UPA-UCE ha reclamado una mejora de las coberturas del seguro agrario para que dé respuesta a unas adversidades climáticas que, según Miranda, “ya no son puntuales”. En este sentido, ha criticado que la cobertura por podredumbre apical tenga una franquicia del 20 %, lo que deja a muchos agricultores “completamente desprotegidos” ante los daños por altas temperaturas.
La organización también ha vuelto a denunciar el precio de 107 euros por tonelada firmado por muchas industrias. Miranda ha advertido de que, si los agricultores no alcanzan producciones superiores a los 90.000 kilos por hectárea, no podrán cubrir los costes de producción.
A esta situación se suma, según UPA-UCE, el incremento del precio de los fertilizantes y del gasóleo agrícola, unos gastos que no estaban previstos al inicio de la campaña y que han encarecido todavía más la producción. Por ello, la organización ha pedido a la Junta de Extremadura que habilite ayudas extraordinarias, como ya han hecho otras comunidades autónomas.
UPA-UCE reclama además que los contratos del tomate incorporen una cláusula de revisión de precios por tonelada, similar a la que existe en el cultivo del tabaco, para poder adaptar el precio final si durante la campaña se disparan los costes de producción.
El agricultor Amador Fernández Herrera ha puesto voz a la situación que atraviesan las explotaciones. Ha explicado que el campo está intentando adaptarse al cambio climático, pero que cada solución implica nuevos costes. Como ejemplo, ha citado la necesidad de aportar calcio para combatir la podredumbre apical.

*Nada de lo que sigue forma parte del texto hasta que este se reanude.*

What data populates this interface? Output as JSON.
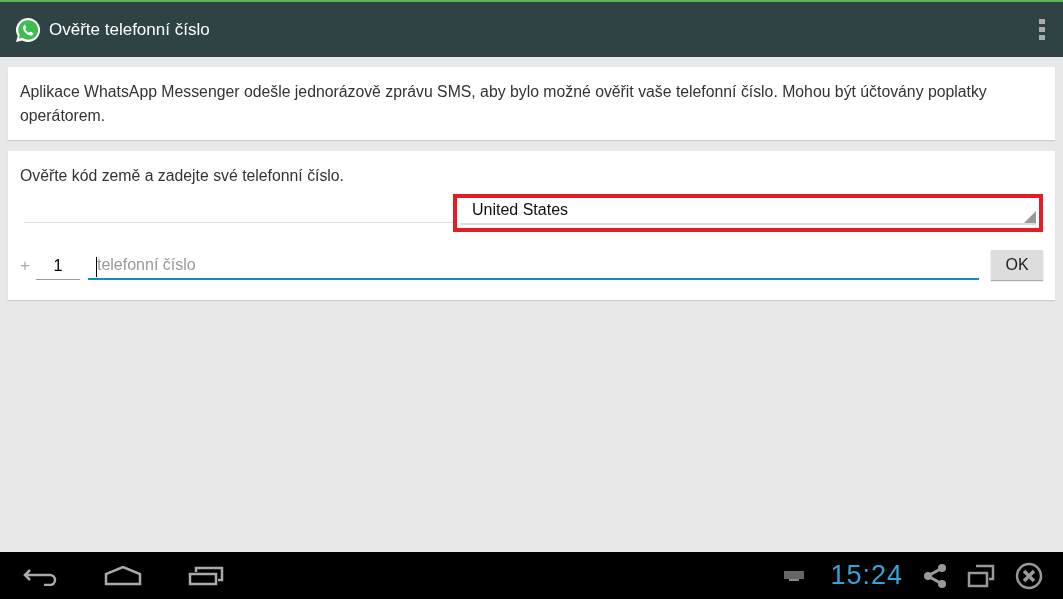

Fernández Herrera ha señalado que en algunas plantaciones las pérdidas pueden situarse entre el 30 % y el 50 %, dependiendo de la fecha de plantación. En su caso, ha advertido de que el cultivo solo será rentable si supera producciones de entre 90.000 y 95.000 kilos por hectárea, aunque ha reconocido que con el encarecimiento actual de los costes esa cifra podría quedarse corta.
“El campo es vocacional”, ha afirmado, aunque ha reconocido que la realidad es que el cultivo “tiene que ser rentable”. El agricultor ha explicado que el año pasado sembró 22 hectáreas de tomate y este año ha reducido la superficie a 15. Si la situación continúa igual, ha admitido que no sabe si el próximo año volverá a plantar o si reducirá aún más la superficie.
UPA-UCE sostiene que la defensa del tomate de industria no es solo la defensa de un cultivo, sino también de la economía de los pueblos, del empleo agrario y de la continuidad de la industria agroalimentaria extremeña.